Con las pruebas estandarizadas, los roles de los maestros van cambiando; específicamente porque añade tareas administrativas y relacionadas con las pruebas, a la carga normal de trabajo que conllevan las clases y exámenes regulares. Varias de estas responsabilidades incluyen recopilar, organizar y analizar los datos, agrupar y reagrupar a los estudiantes, desarrollar el currículum y coordinar las actividades. Estas tareas más la preparación para las pruebas institucionales toman entre 60 y 110 horas al año del tiempo del docente. Para preparar a los alumnos, los docentes suelen utilizar currículos prediseñados que ellos no desarrollaron y no pueden modificar para ajustarse a las necesidades de sus estudiantes en sus clases.

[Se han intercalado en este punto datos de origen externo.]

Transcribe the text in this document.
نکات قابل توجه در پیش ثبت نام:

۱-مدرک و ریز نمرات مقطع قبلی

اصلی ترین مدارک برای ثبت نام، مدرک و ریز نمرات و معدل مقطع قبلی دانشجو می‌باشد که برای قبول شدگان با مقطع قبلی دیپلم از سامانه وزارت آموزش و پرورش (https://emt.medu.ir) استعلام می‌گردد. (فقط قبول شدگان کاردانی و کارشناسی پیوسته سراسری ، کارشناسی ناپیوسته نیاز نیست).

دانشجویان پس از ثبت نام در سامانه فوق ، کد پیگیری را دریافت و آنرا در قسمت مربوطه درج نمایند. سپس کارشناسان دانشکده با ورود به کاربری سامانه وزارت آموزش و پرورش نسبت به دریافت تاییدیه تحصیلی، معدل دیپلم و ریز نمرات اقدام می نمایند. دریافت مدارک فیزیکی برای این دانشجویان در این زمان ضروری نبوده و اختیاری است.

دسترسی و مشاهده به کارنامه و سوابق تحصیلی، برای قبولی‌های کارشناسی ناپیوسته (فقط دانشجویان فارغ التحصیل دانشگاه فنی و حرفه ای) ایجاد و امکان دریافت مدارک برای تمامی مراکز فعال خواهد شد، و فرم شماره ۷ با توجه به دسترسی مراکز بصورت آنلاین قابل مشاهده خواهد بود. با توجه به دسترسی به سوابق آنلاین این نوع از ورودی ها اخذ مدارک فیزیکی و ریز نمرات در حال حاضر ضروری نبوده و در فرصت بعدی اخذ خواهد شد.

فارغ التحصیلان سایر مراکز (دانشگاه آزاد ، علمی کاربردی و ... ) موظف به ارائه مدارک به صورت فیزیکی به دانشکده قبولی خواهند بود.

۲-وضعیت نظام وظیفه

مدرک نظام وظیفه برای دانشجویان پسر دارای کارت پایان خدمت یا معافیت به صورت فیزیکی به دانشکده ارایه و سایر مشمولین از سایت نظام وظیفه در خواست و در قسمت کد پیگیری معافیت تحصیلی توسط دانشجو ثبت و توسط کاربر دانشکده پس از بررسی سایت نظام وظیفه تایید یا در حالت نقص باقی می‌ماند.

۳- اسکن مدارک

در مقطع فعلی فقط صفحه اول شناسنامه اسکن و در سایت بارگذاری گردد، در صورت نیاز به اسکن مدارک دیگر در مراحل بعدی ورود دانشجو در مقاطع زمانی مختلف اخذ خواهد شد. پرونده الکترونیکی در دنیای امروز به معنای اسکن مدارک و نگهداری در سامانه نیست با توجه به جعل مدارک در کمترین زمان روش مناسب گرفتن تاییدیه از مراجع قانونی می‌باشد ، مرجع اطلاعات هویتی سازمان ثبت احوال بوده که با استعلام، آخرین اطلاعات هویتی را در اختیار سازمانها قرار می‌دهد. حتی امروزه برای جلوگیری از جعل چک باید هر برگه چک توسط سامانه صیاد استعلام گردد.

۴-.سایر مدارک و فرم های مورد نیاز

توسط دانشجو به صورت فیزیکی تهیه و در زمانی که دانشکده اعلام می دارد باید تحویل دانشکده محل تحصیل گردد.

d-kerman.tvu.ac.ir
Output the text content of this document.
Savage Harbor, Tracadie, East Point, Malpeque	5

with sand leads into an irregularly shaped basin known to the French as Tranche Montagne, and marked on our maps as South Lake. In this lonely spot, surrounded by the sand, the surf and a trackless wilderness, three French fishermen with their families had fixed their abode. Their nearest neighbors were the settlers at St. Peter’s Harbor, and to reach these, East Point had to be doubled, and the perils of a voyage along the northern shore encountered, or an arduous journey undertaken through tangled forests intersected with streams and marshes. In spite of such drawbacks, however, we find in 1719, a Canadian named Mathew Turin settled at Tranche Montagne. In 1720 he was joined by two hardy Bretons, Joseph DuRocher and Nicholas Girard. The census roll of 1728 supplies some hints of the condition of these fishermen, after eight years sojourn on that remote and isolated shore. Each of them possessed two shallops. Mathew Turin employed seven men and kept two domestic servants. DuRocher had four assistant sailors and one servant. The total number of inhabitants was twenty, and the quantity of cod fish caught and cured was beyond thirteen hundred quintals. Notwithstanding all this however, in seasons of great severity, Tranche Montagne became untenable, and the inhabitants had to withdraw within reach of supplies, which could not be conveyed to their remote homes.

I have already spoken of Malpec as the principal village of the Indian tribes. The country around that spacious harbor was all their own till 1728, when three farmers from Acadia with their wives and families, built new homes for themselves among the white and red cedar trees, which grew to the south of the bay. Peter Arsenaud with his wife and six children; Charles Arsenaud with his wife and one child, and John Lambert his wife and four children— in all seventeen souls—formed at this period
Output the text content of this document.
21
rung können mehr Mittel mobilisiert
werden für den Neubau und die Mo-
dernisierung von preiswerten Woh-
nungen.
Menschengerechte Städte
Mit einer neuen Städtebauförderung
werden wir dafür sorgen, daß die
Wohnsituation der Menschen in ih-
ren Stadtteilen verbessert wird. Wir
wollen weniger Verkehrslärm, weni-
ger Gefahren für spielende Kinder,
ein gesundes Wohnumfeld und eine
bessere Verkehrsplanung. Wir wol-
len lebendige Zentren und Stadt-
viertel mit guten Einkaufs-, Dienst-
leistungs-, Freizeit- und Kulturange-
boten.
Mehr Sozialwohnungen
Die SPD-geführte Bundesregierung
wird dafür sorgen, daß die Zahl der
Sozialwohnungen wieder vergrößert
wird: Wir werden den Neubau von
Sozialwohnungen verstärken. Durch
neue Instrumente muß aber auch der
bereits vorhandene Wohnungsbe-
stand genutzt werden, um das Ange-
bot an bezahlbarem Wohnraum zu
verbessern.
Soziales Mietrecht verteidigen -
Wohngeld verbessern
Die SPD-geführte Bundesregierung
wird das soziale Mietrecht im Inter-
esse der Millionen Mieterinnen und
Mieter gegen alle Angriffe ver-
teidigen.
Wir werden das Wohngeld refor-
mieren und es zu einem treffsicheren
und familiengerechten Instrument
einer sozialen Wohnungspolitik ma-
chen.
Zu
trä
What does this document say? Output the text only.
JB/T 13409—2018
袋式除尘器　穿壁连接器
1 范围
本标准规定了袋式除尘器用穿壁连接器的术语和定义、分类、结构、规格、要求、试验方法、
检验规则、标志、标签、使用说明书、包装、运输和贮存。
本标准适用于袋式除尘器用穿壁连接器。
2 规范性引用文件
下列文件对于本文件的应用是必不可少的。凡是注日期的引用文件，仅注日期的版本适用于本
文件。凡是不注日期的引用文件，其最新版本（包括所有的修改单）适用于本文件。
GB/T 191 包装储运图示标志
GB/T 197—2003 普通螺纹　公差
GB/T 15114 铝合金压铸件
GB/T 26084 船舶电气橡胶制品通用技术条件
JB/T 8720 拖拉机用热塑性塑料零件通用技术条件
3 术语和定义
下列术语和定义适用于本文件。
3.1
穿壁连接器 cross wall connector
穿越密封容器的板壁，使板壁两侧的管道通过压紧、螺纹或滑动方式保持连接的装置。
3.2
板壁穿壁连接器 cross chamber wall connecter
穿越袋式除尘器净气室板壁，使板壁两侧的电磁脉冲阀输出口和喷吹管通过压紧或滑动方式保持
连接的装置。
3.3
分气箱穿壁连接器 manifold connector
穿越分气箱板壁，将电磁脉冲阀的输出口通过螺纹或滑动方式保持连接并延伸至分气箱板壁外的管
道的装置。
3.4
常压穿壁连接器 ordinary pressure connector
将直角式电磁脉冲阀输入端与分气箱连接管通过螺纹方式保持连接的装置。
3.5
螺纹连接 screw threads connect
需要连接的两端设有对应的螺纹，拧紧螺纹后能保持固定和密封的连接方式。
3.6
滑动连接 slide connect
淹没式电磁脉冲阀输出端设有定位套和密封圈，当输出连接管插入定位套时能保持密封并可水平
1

Uno de los problemas más grandes de las pruebas estandarizadas es que eliminan materias como música, arte, estudios sociales e idiomas extranjeros en grados de primaria. También limitan las habilidades de escritura de los estudiantes ya que muchas de las respuestas que requieren estas pruebas son cortas o de opción múltiple. Otra limitación de este tipo de pruebas es que pueden generar percepciones negativas en los estudiantes sobre sus habilidades y sobre ellos mismos, principalmente cuando los exámenes son aplicados por desconocidos.

Las pruebas estandarizadas marcaron un comienzo de una era de enseñanza que obligó a los docentes a garantizar buenos resultados en lugar de medir si los estudiantes habían aprendido el material o no.